Friday, December 28, 2018

A Morning and Evening Prayerbook ed. by Jeanie and David Gushee

We Christians know prayer is important. Our lives are to be marked by prayer. Yet is is often the most difficult spiritual discipline some of us experience. Knowing how believers in different Christian traditions have prayed over the centuries is a good way to help us know how to shape our prayers.

I really appreciate this collection of prayers. I understand they are not to replace my prayers but rather to be a springboard, inspiring me to pray as Christians have done for centuries. I like that the prayers are grouped around the liturgical year.

Some readers may be put off by the archaic language in older prayers.
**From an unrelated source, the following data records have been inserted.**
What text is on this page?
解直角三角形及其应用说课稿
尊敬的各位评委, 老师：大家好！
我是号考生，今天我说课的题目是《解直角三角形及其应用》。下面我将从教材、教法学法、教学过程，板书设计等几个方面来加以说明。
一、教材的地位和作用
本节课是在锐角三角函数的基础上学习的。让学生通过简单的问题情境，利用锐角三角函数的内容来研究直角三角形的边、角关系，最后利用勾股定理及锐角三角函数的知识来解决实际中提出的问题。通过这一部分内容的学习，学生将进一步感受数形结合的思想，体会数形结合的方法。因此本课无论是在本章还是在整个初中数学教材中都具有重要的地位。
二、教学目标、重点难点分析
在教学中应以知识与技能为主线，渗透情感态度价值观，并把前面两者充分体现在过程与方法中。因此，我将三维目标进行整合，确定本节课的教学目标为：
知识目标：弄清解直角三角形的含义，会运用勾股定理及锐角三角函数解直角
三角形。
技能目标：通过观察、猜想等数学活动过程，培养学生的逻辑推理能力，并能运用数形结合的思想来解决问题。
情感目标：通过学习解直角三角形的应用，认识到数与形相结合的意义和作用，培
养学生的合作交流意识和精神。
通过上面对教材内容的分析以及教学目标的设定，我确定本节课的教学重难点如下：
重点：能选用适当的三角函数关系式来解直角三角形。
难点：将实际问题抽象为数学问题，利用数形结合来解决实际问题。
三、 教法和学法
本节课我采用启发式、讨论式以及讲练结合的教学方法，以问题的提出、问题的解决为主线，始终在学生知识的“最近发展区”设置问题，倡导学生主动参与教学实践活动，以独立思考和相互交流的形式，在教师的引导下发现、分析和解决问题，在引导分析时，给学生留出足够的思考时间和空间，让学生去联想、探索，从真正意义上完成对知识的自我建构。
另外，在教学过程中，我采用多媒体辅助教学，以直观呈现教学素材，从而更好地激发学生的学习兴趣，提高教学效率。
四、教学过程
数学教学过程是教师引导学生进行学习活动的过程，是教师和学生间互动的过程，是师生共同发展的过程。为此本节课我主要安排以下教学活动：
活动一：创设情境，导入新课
I found the use of “Thee” and “Thou” was a good way of reminding me how reverence for God was expressed in times past.

Perhaps my favorite prayer is on February 15 from The Exeter Book dated around 950.

Give me, O Lord,
patience and a sense of purpose in each
of the things which You send to beset me... (p. 49)
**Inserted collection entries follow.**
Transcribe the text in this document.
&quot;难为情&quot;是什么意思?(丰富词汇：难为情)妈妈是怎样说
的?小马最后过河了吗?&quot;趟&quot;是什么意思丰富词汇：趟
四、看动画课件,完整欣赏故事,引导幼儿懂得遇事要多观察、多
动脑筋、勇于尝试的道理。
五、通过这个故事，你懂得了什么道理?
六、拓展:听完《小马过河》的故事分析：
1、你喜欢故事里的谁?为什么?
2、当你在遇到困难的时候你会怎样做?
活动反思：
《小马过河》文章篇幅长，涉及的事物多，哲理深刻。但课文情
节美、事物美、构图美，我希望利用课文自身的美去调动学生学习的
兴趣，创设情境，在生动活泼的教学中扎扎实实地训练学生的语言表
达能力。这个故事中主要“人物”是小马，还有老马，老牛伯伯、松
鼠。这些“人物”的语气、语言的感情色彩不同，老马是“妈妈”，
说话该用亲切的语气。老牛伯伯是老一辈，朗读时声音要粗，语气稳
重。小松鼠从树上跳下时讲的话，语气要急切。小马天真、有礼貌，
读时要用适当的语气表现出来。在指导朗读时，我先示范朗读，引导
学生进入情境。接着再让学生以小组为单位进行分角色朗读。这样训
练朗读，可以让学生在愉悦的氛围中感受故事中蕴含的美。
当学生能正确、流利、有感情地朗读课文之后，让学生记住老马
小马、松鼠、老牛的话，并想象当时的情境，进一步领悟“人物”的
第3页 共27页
The prayer goes on to ask for protection but I love that it reminds me to first seek God's purpose in what is happening in my life, even the events that beset me. The prayer also reminds me to fix my hope on God and to lift my thoughts to Him.

That's an example of why I like this prayer book. It takes me out of the frequent shallowness of contemporary Christian spirituality and firmly places me in the deeper prayers of earlier believers.

I highly recommend this prayer book to those who would like to be exposed to the thoughtful prayers of Christians from around the world, from different Christian traditions and from believers of earlier times.

My rating: 4/5 stars.

Jeanie Gushee is a published poet with a BA in English literature from the College of William and Mary.
David Gushee, PhD, is a Christian ethicist who serves as distinguished university professor of Christian ethics and director of the Center for Theology and Public Life at Mercer University. He and his wife live in Atlanta, Georgia.

Thomas Nelson, 400 pages.

I received a complimentary copy of this book from the publisher. My comments are an independent and honest review.